Stevens stuck with the lineup through plenty of criticism in the first part of the season, and on Friday he noted that those early minutes — even though there were struggles — may have mattered quite a bit.

“I think it’s the benefit of playing that big lineup together early, right?” Stevens said. “We all know the numbers weren’t good in the first two or three weeks of the season, but we won a lot of those games. We talked about that. So I think they just got better. They got a better feel for playing with one another. I thought that changed a little bit in the past few weeks.”

Jayson Tatum turned the ball over quite a bit.

One downside on an otherwise successful evening for the Celtics: Tatum struggled to hang on to the ball, finishing with six turnovers to go with his six assists.
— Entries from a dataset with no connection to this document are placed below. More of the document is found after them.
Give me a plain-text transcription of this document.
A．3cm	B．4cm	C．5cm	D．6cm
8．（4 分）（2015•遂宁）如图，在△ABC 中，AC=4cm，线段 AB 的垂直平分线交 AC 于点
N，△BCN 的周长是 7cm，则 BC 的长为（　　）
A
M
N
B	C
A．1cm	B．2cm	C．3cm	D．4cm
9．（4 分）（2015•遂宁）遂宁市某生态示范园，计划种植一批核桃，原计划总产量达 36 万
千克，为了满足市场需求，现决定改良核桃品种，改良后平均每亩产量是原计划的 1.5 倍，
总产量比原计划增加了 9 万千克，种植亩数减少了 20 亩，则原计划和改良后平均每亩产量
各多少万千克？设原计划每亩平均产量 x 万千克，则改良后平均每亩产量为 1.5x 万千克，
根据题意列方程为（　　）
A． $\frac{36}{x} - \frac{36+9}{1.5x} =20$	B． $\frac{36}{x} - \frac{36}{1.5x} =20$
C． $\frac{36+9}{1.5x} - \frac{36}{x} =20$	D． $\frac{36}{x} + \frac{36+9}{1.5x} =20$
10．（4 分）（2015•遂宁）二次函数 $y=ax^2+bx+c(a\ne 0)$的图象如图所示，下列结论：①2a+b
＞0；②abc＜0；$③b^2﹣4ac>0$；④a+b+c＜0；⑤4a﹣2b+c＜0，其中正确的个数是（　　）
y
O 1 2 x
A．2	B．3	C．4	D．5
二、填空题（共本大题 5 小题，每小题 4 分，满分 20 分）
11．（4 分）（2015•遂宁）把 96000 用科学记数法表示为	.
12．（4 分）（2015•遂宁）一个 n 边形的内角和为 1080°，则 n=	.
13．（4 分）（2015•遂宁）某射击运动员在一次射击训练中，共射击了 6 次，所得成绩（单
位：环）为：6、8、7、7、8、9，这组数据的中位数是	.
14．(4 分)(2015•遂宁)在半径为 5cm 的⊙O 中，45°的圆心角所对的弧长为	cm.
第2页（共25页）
Tatum can be a little turnover prone with his handle, and the Hawks stripped him four times on Friday.

As defenses increasingly look to take the ball out of Tatum’s hands with aggressive defensive schemes, he will need to figure out how to keep a tighter handle — he’s averaging 2.4 turnovers per game this season to go with his increase in assists (4.7).

Kemba Walker is content with his minutes.

Walker turned 30 last May as he struggled through knee issues. He just returned from a lengthy stretch of games on the bench and is slowly working himself back into shape.

Nobody doubts how much Walker loves the play, but he seems pretty content with 33-minute nights like Friday.

“I’m good, I’m good,” Walker said. “I’m just trying to stay healthy. That’s it.”

Stevens told reporters not to expect many more minutes for Walker in the near future.

“If they come back and send that game into overtime, I probably pull him and we probably don’t finish with him,” Stevens said. “But I know this sounds crazy, but that extra night off, there’s a reason he looks fresher, right? It just helped.”